Thomas Voeckler : son analyse du Tour de France 2018 !

Le Team Direct Energie a appris avec joie sa sélection sur le Tour de France 2018. En octobre dernier, peu après la présentation du parcours, Thomas Voeckler nous avait livré son sentiment. Retour sur une interview plus que jamais d’actualité. 

Thomas, tu as découvert le parcours du Tour 2018 comme nous, quel est ton sentiment ?

Au risque de vous surprendre, cela fait longtemps que je ne m’y étais pas intéressé d’aussi près ! Cela peut paraître paradoxal, mais finalement cela m’a plus captivé que lorsque j’étais coureur. Il faut dire que cette annonce a généralement lieu alors que les coureurs commencent leurs congés, et ne se projettent pas forcément encore dans une course qui se tiendra 9 mois plus tard. Maintenant que j’ai raccroché, je me suis surpris à analyser le tracé et les étapes de ce 105ème Tour avec plus de vigilance !
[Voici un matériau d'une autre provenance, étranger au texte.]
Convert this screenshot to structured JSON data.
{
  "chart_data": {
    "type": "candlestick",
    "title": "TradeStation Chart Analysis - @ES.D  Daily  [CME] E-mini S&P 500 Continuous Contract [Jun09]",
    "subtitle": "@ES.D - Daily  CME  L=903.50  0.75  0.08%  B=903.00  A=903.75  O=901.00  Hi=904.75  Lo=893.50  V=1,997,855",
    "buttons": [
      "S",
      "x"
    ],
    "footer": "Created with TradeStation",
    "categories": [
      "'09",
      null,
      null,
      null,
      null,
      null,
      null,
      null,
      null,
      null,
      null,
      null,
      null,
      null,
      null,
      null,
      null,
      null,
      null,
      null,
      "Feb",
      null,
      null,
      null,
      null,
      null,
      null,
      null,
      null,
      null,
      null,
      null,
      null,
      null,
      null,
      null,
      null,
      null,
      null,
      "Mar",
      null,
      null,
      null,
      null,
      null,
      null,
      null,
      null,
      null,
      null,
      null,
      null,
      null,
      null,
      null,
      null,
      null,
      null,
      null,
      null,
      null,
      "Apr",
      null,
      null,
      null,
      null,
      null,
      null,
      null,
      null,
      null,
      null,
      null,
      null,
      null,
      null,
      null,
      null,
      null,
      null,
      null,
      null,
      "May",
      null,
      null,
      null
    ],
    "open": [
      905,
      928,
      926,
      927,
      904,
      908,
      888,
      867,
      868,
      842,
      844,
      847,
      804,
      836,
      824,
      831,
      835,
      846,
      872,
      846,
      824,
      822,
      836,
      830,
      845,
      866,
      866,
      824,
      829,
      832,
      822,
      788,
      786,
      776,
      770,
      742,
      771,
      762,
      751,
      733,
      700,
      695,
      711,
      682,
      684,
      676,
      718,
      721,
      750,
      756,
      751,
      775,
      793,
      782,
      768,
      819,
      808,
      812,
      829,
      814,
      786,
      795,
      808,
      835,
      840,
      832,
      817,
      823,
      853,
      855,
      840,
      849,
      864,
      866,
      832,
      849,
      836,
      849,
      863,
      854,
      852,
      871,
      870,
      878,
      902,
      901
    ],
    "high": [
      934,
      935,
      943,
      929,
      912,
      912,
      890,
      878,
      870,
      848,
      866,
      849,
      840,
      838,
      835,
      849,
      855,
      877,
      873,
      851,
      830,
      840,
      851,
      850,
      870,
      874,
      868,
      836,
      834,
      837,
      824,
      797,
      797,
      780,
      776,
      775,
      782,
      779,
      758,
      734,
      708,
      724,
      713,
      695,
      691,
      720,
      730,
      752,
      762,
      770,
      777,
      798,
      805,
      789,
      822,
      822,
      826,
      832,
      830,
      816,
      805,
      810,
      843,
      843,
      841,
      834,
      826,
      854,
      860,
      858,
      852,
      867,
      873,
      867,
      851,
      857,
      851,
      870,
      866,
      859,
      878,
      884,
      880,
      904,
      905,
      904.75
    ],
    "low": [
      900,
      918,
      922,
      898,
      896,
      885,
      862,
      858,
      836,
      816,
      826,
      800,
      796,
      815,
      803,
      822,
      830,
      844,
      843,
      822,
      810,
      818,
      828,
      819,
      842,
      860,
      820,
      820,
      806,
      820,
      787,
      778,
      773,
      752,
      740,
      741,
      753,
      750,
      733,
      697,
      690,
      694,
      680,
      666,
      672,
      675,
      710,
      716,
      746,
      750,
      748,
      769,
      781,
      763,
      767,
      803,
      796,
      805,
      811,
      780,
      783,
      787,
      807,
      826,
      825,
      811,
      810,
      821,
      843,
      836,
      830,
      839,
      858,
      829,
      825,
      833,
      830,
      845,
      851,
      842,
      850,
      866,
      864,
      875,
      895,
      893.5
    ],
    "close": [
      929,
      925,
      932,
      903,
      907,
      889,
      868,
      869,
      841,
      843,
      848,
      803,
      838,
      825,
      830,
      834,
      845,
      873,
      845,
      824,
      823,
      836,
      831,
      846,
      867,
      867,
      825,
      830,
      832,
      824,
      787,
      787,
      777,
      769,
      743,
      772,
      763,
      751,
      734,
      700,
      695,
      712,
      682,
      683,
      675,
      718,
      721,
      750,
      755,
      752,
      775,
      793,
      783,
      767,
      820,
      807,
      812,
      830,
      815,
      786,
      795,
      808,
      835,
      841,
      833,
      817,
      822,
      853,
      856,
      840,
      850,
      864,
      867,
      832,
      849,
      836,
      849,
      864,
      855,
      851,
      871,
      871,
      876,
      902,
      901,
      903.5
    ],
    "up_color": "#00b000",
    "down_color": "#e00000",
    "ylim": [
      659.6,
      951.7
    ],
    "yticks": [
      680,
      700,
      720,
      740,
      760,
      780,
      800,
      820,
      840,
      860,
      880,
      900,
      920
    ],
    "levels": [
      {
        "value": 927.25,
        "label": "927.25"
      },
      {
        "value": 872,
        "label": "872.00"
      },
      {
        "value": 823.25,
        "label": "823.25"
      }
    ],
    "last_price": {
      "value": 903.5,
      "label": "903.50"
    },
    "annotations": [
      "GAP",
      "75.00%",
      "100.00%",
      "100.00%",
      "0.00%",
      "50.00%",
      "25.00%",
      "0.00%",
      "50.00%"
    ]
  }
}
Que retiens-tu de ce tracé ?

Avant tout, encore une fois, les organisateurs ont réussi à mettre à l’honneur la France et ses belles régions. Pour moi, un départ à Noirmoutier, où j’ai une maison depuis 3 ans, c’est forcément enthousiasmant ! D’une manière générale, le grand Ouest est à l’honneur, ce qui est bien car l’an dernier le Tour empruntait d’autres chemins : cette année nous sommes bien servis. Et puis on retrouvera de grands classiques : les pavés, les Alpes, les Pyrénées : bref, un Tour splendide en perspective.

Et côté sport ?

Ce qui m’a frappé, c’est qu’il n’y aura pas beaucoup de répit ! La première semaine sera riche en pièges et en vent. Elle se conclura par un drôle de morceau de bravoure avec l’étape Arras-Roubaix. Le kilométrage total en secteurs pavés est impressionnant et doit être pris en considération car il sera forcément hyper sélectif. La présence des pavés, c’est un facteur de nervosité dans le peloton, même avant le premier secteur… alors après 8 jours de course, cela va faire du dégât. La présence même de cette étape influera sur la composition des équipes : il faudra sans doute, pour certaines formations, emmener des spécialistes du genre pour épauler les leaders pour ce moment clé du Tour.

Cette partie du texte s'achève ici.